In its reply to the affidavit, the NHRC brought to the notice of the Supreme Court the fact that witnesses continued to face threats in the State, despite the court's strictures. It cited the instance of the wife of the former Congress(I) Member of Parliament (who was killed in the riots) being booed by an unruly mob, which also attacked her car, after she deposed before the Nanavati Commission inquiring into the riots.

Although the Bench was concerned with the prevailing atmosphere in the State, which militates against free and fair trial, it perhaps wanted to wait and watch, and give one more opportunity to the State government to make amends consistent with its concern that the hearing of the appeal in the High Court does not turn out to be an eyewash.

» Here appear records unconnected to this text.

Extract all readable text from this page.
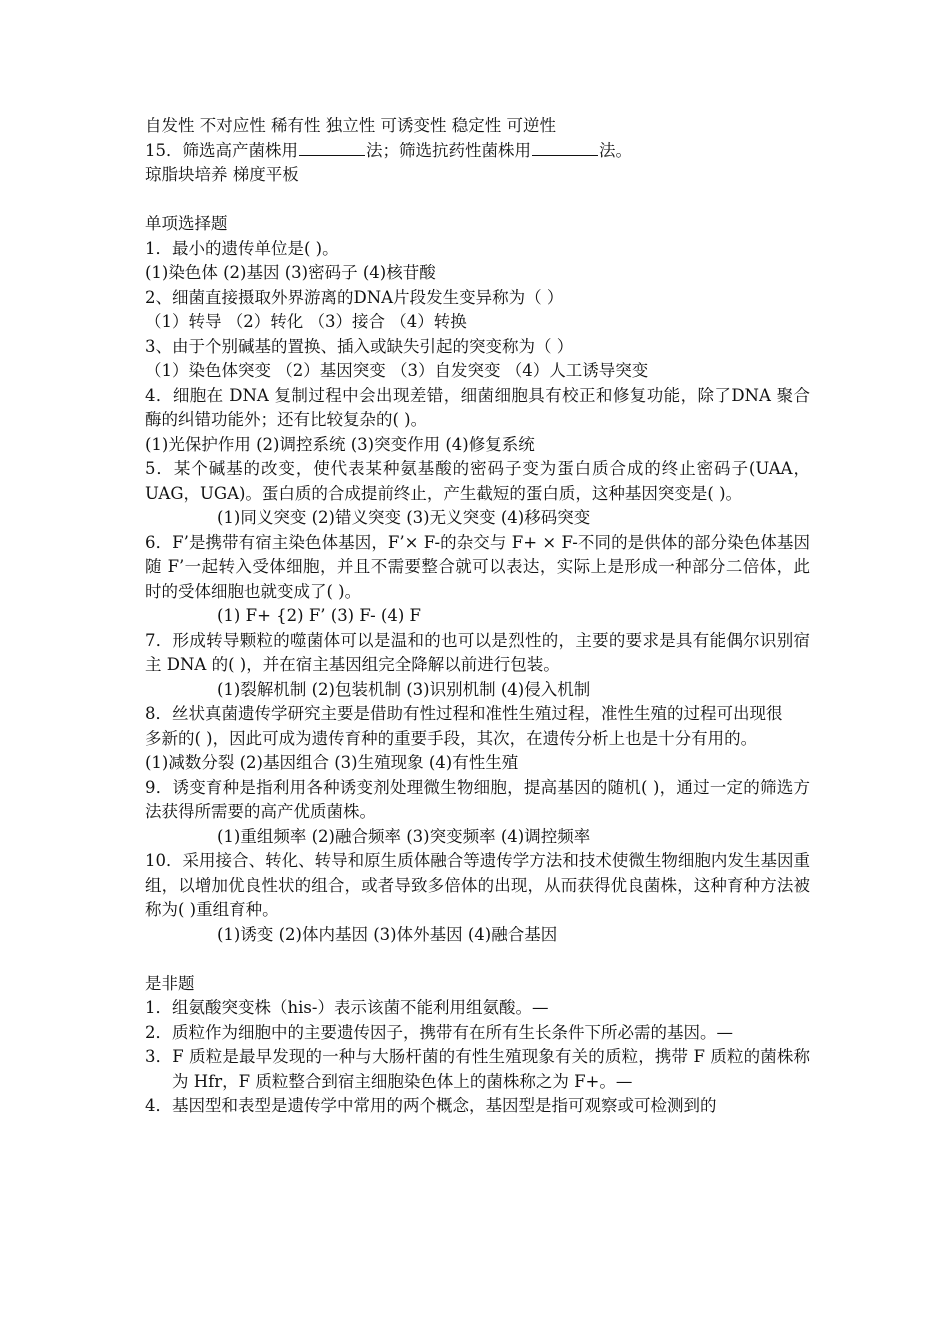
自发性 不对应性 稀有性 独立性 可诱变性 稳定性 可逆性
15．筛选高产菌株用	法；筛选抗药性菌株用	法。
琼脂块培养 梯度平板
单项选择题
1．最小的遗传单位是( )。
(1)染色体 (2)基因 (3)密码子 (4)核苷酸
2、细菌直接摄取外界游离的DNA片段发生变异称为（ ）
（1）转导 （2）转化 （3）接合 （4）转换
3、由于个别碱基的置换、插入或缺失引起的突变称为（ ）
（1）染色体突变 （2）基因突变 （3）自发突变 （4）人工诱导突变
4．细胞在 DNA 复制过程中会出现差错，细菌细胞具有校正和修复功能，除了DNA 聚合酶的纠错功能外；还有比较复杂的( )。
(1)光保护作用 (2)调控系统 (3)突变作用 (4)修复系统
5．某个碱基的改变，使代表某种氨基酸的密码子变为蛋白质合成的终止密码子(UAA，UAG，UGA)。蛋白质的合成提前终止，产生截短的蛋白质，这种基因突变是( )。
(1)同义突变 (2)错义突变 (3)无义突变 (4)移码突变
6．F’是携带有宿主染色体基因，F’× F-的杂交与 F+ × F-不同的是供体的部分染色体基因随 F’一起转入受体细胞，并且不需要整合就可以表达，实际上是形成一种部分二倍体，此时的受体细胞也就变成了( )。
(1) F+ {2) F’ (3) F- (4) F
7．形成转导颗粒的噬菌体可以是温和的也可以是烈性的，主要的要求是具有能偶尔识别宿主 DNA 的( )，并在宿主基因组完全降解以前进行包装。
(1)裂解机制 (2)包装机制 (3)识别机制 (4)侵入机制
8．丝状真菌遗传学研究主要是借助有性过程和准性生殖过程，准性生殖的过程可出现很
多新的( )，因此可成为遗传育种的重要手段，其次，在遗传分析上也是十分有用的。
(1)减数分裂 (2)基因组合 (3)生殖现象 (4)有性生殖
9．诱变育种是指利用各种诱变剂处理微生物细胞，提高基因的随机( )，通过一定的筛选方法获得所需要的高产优质菌株。
(1)重组频率 (2)融合频率 (3)突变频率 (4)调控频率
10．采用接合、转化、转导和原生质体融合等遗传学方法和技术使微生物细胞内发生基因重组，以增加优良性状的组合，或者导致多倍体的出现，从而获得优良菌株，这种育种方法被称为( )重组育种。
(1)诱变 (2)体内基因 (3)体外基因 (4)融合基因
是非题
1．组氨酸突变株（his-）表示该菌不能利用组氨酸。—
2．质粒作为细胞中的主要遗传因子，携带有在所有生长条件下所必需的基因。—
3．F 质粒是最早发现的一种与大肠杆菌的有性生殖现象有关的质粒，携带 F 质粒的菌株称为 Hfr，F 质粒整合到宿主细胞染色体上的菌株称之为 F+。—
4．基因型和表型是遗传学中常用的两个概念，基因型是指可观察或可检测到的
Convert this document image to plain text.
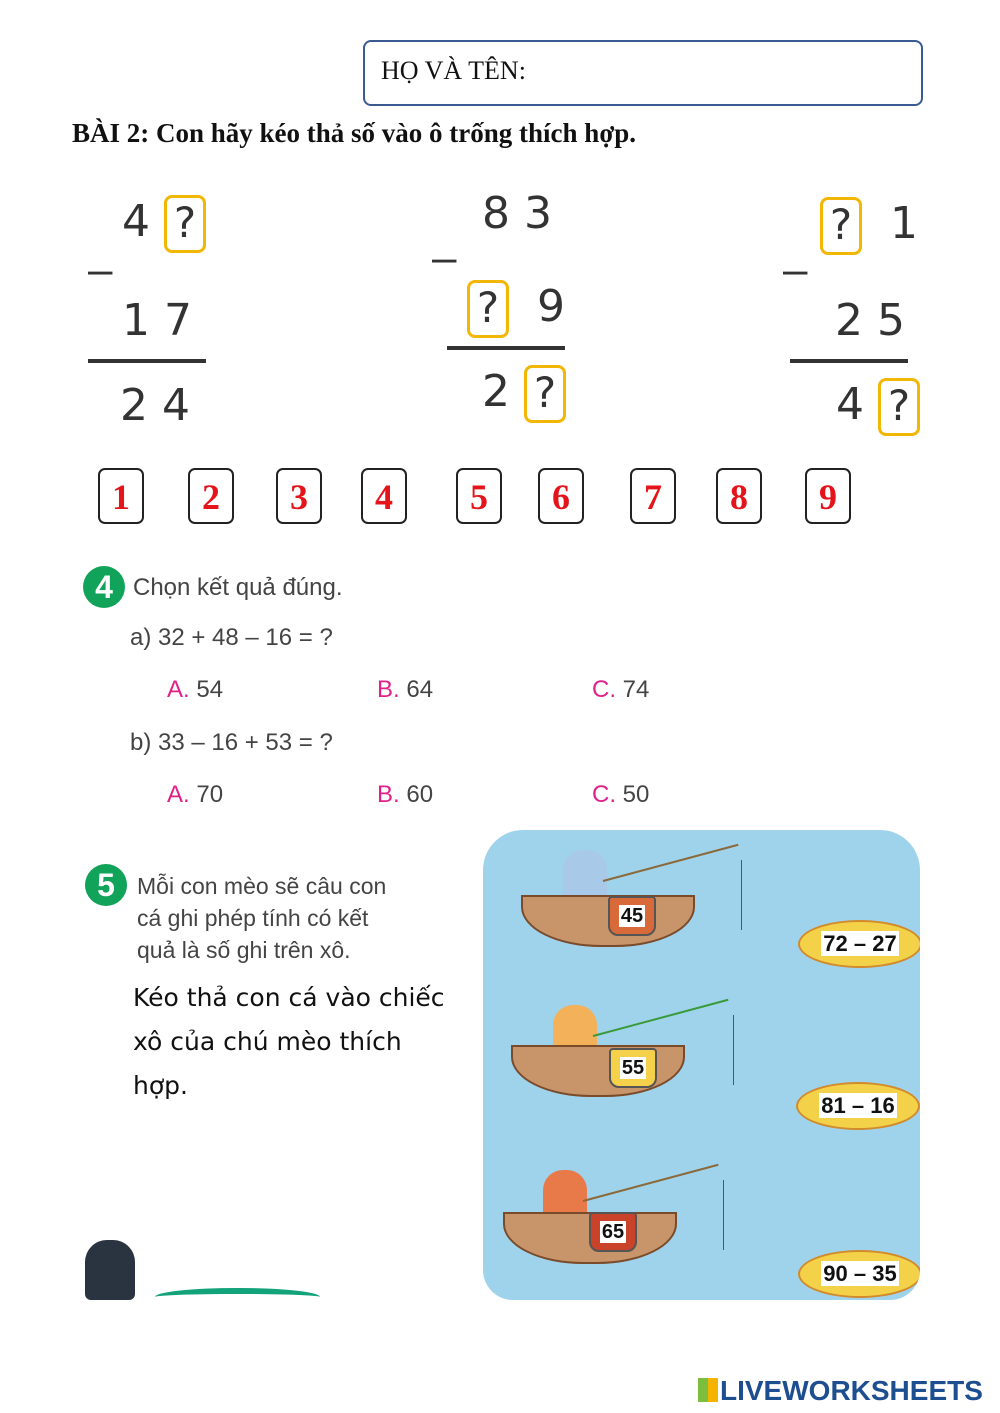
HỌ VÀ TÊN:
BÀI 2: Con hãy kéo thả số vào ô trống thích hợp.
4 ?
–
17
24
83
–
? 9
2 ?
? 1
–
25
4 ?
1	2	3	4	5	6	7	8	9
4 Chọn kết quả đúng.
a) 32 + 48 – 16 = ?
A. 54	B. 64	C. 74
b) 33 – 16 + 53 = ?
A. 70	B. 60	C. 50
5 Mỗi con mèo sẽ câu con
cá ghi phép tính có kết
quả là số ghi trên xô.
Kéo thả con cá vào chiếc
xô của chú mèo thích
hợp.
45
55
65
72 – 27
81 – 16
90 – 35
LIVEWORKSHEETS
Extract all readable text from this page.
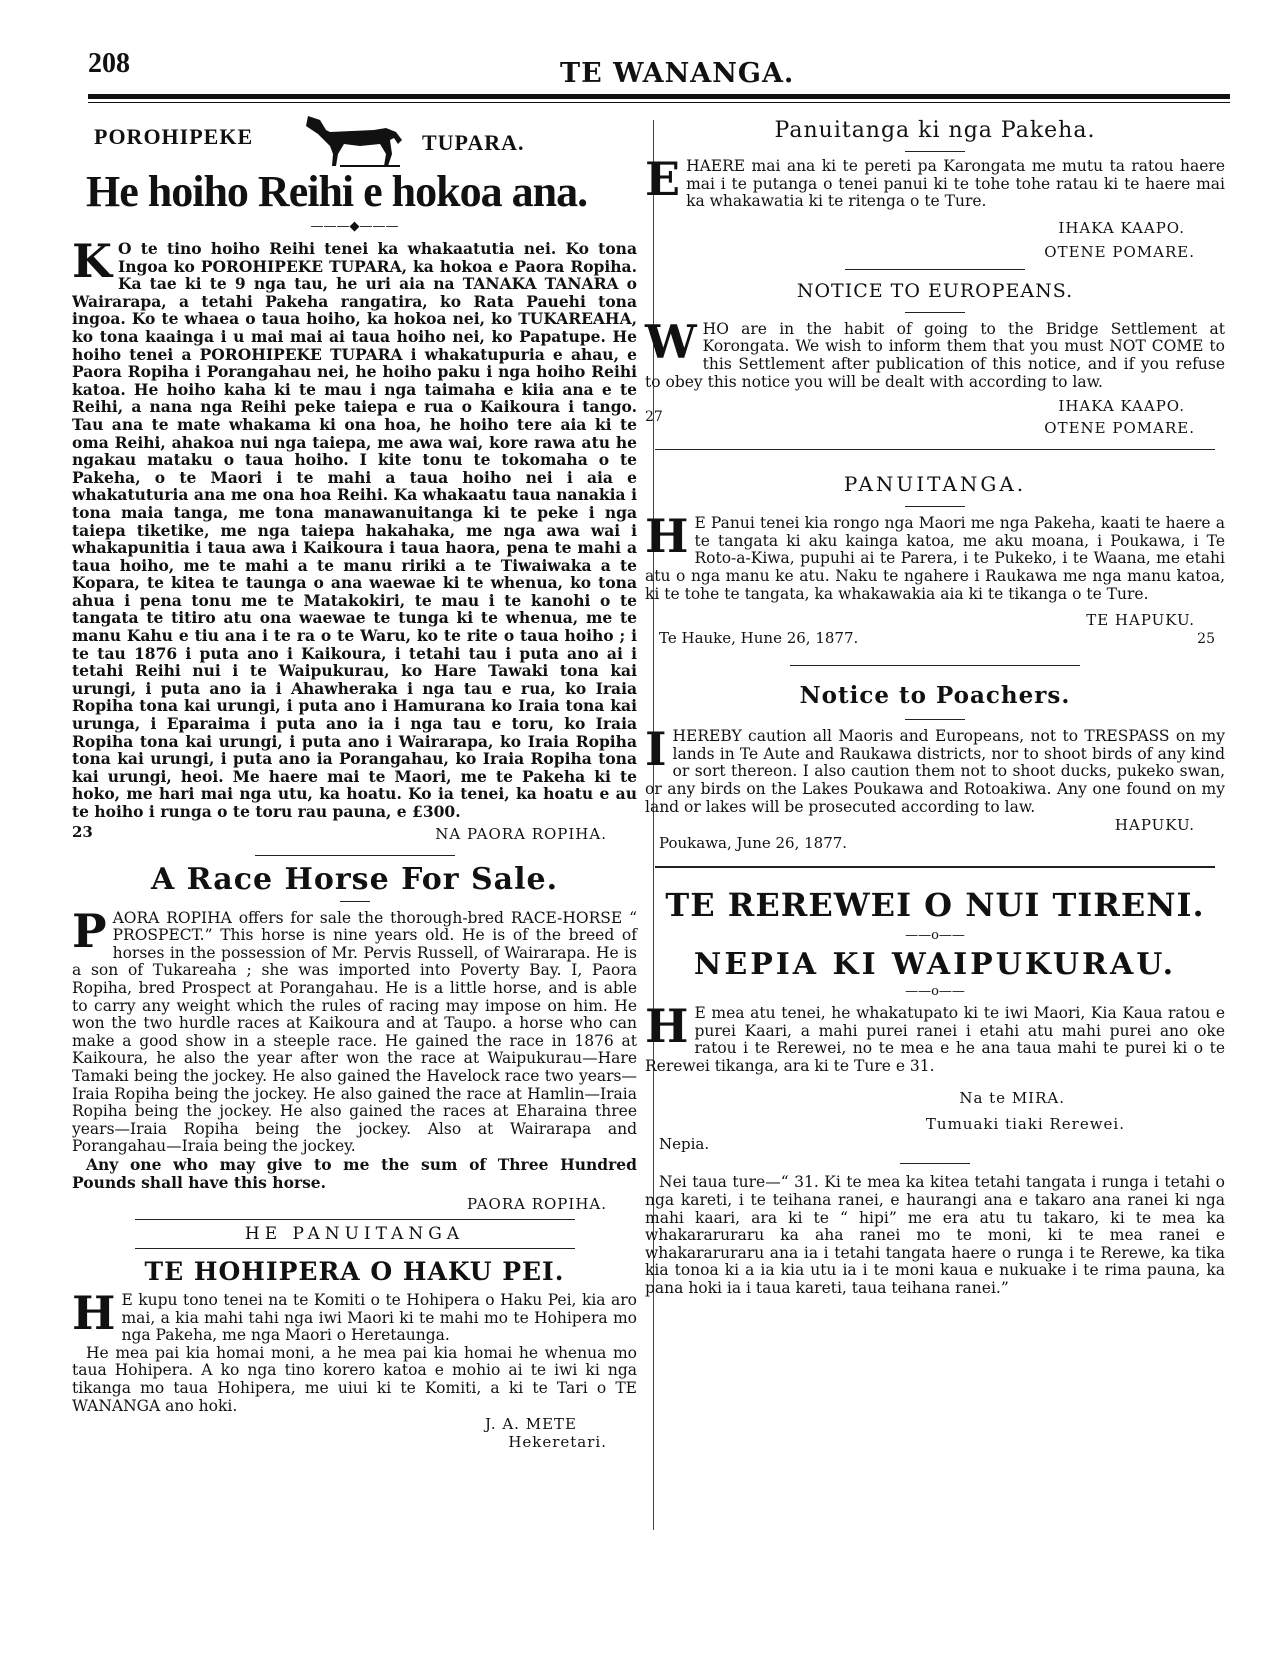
208	TE WANANGA.
POROHIPEKE	TUPARA.
He hoiho Reihi e hokoa ana.
———◆———
K O te tino hoiho Reihi tenei ka whakaatutia nei. Ko tona Ingoa ko POROHIPEKE TUPARA, ka hokoa e Paora Ropiha. Ka tae ki te 9 nga tau, he uri aia na TANAKA TANARA o Wairarapa, a tetahi Pakeha rangatira, ko Rata Pauehi tona ingoa. Ko te whaea o taua hoiho, ka hokoa nei, ko TUKAREAHA, ko tona kaainga i u mai mai ai taua hoiho nei, ko Papatupe. He hoiho tenei a POROHIPEKE TUPARA i whakatupuria e ahau, e Paora Ropiha i Porangahau nei, he hoiho paku i nga hoiho Reihi katoa. He hoiho kaha ki te mau i nga taimaha e kiia ana e te Reihi, a nana nga Reihi peke taiepa e rua o Kaikoura i tango. Tau ana te mate whakama ki ona hoa, he hoiho tere aia ki te oma Reihi, ahakoa nui nga taiepa, me awa wai, kore rawa atu he ngakau mataku o taua hoiho. I kite tonu te tokomaha o te Pakeha, o te Maori i te mahi a taua hoiho nei i aia e whakatuturia ana me ona hoa Reihi. Ka whakaatu taua nanakia i tona maia tanga, me tona manawanuitanga ki te peke i nga taiepa tiketike, me nga taiepa hakahaka, me nga awa wai i whakapunitia i taua awa i Kaikoura i taua haora, pena te mahi a taua hoiho, me te mahi a te manu ririki a te Tiwaiwaka a te Kopara, te kitea te taunga o ana waewae ki te whenua, ko tona ahua i pena tonu me te Matakokiri, te mau i te kanohi o te tangata te titiro atu ona waewae te tunga ki te whenua, me te manu Kahu e tiu ana i te ra o te Waru, ko te rite o taua hoiho ; i te tau 1876 i puta ano i Kaikoura, i tetahi tau i puta ano ai i tetahi Reihi nui i te Waipukurau, ko Hare Tawaki tona kai urungi, i puta ano ia i Ahawheraka i nga tau e rua, ko Iraia Ropiha tona kai urungi, i puta ano i Hamurana ko Iraia tona kai urunga, i Eparaima i puta ano ia i nga tau e toru, ko Iraia Ropiha tona kai urungi, i puta ano i Wairarapa, ko Iraia Ropiha tona kai urungi, i puta ano ia Porangahau, ko Iraia Ropiha tona kai urungi, heoi. Me haere mai te Maori, me te Pakeha ki te hoko, me hari mai nga utu, ka hoatu. Ko ia tenei, ka hoatu e au te hoiho i runga o te toru rau pauna, e £300.
23	NA PAORA ROPIHA.
A Race Horse For Sale.
PAORA ROPIHA offers for sale the thorough-bred RACE-HORSE “ PROSPECT.” This horse is nine years old. He is of the breed of horses in the possession of Mr. Pervis Russell, of Wairarapa. He is a son of Tukareaha ; she was imported into Poverty Bay. I, Paora Ropiha, bred Prospect at Porangahau. He is a little horse, and is able to carry any weight which the rules of racing may impose on him. He won the two hurdle races at Kaikoura and at Taupo. a horse who can make a good show in a steeple race. He gained the race in 1876 at Kaikoura, he also the year after won the race at Waipukurau—Hare Tamaki being the jockey. He also gained the Havelock race two years—Iraia Ropiha being the jockey. He also gained the race at Hamlin—Iraia Ropiha being the jockey. He also gained the races at Eharaina three years—Iraia Ropiha being the jockey. Also at Wairarapa and Porangahau—Iraia being the jockey.

Any one who may give to me the sum of Three Hundred Pounds shall have this horse.

PAORA ROPIHA.
HE PANUITANGA
TE HOHIPERA O HAKU PEI.
H E kupu tono tenei na te Komiti o te Hohipera o Haku Pei, kia aro mai, a kia mahi tahi nga iwi Maori ki te mahi mo te Hohipera mo nga Pakeha, me nga Maori o Heretaunga.

He mea pai kia homai moni, a he mea pai kia homai he whenua mo taua Hohipera. A ko nga tino korero katoa e mohio ai te iwi ki nga tikanga mo taua Hohipera, me uiui ki te Komiti, a ki te Tari o TE WANANGA ano hoki.

J. A. METE
Hekeretari.
Panuitanga ki nga Pakeha.
EHAERE mai ana ki te pereti pa Karongata me mutu ta ratou haere mai i te putanga o tenei panui ki te tohe tohe ratau ki te haere mai ka whakawatia ki te ritenga o te Ture.
IHAKA KAAPO.
OTENE POMARE.
NOTICE TO EUROPEANS.
WHO are in the habit of going to the Bridge Settlement at Korongata. We wish to inform them that you must NOT COME to this Settlement after publication of this notice, and if you refuse to obey this notice you will be dealt with according to law.
IHAKA KAAPO.
27
OTENE POMARE.
PANUITANGA.
H E Panui tenei kia rongo nga Maori me nga Pakeha, kaati te haere a te tangata ki aku kainga katoa, me aku moana, i Poukawa, i Te Roto-a-Kiwa, pupuhi ai te Parera, i te Pukeko, i te Waana, me etahi atu o nga manu ke atu. Naku te ngahere i Raukawa me nga manu katoa, ki te tohe te tangata, ka whakawakia aia ki te tikanga o te Ture.
TE HAPUKU.
Te Hauke, Hune 26, 1877.	25
Notice to Poachers.
IHEREBY caution all Maoris and Europeans, not to TRESPASS on my lands in Te Aute and Raukawa districts, nor to shoot birds of any kind or sort thereon. I also caution them not to shoot ducks, pukeko swan, or any birds on the Lakes Poukawa and Rotoakiwa. Any one found on my land or lakes will be prosecuted according to law.
HAPUKU.
Poukawa, June 26, 1877.
TE REREWEI O NUI TIRENI.
——o——
NEPIA KI WAIPUKURAU.
——o——
H E mea atu tenei, he whakatupato ki te iwi Maori, Kia Kaua ratou e purei Kaari, a mahi purei ranei i etahi atu mahi purei ano oke ratou i te Rerewei, no te mea e he ana taua mahi te purei ki o te Rerewei tikanga, ara ki te Ture e 31.
Na te MIRA.
Tumuaki tiaki Rerewei.
Nepia.

Nei taua ture—“ 31. Ki te mea ka kitea tetahi tangata i runga i tetahi o nga kareti, i te teihana ranei, e haurangi ana e takaro ana ranei ki nga mahi kaari, ara ki te “ hipi” me era atu tu takaro, ki te mea ka whakararuraru ka aha ranei mo te moni, ki te mea ranei e whakararuraru ana ia i tetahi tangata haere o runga i te Rerewe, ka tika kia tonoa ki a ia kia utu ia i te moni kaua e nukuake i te rima pauna, ka pana hoki ia i taua kareti, taua teihana ranei.”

The State government promised the Bench that the State's Advocate-General had been asked to amend the appeal which would be filed before the High Court soon, and that the Advocate-General. himself would argue the case. The Bench was told that the government, in consultation with the Advocate-General, was in the process of appointing special public prosecutors to conduct the prosecution of the other cases, which would be supervised and monitored by an officer of the rank of Inspector-General of Police.

Media reports have raised questions about the objectivity of the prosecutors entrusted with the handling of the riot cases, as many of them are closely identified with the Sangh Parivar. The Bench decided to assist the prosecution and monitor the case through a senior advocate as amicus curiae. All these steps, hopefully, would make the State government more accountable in ensuring fair trial.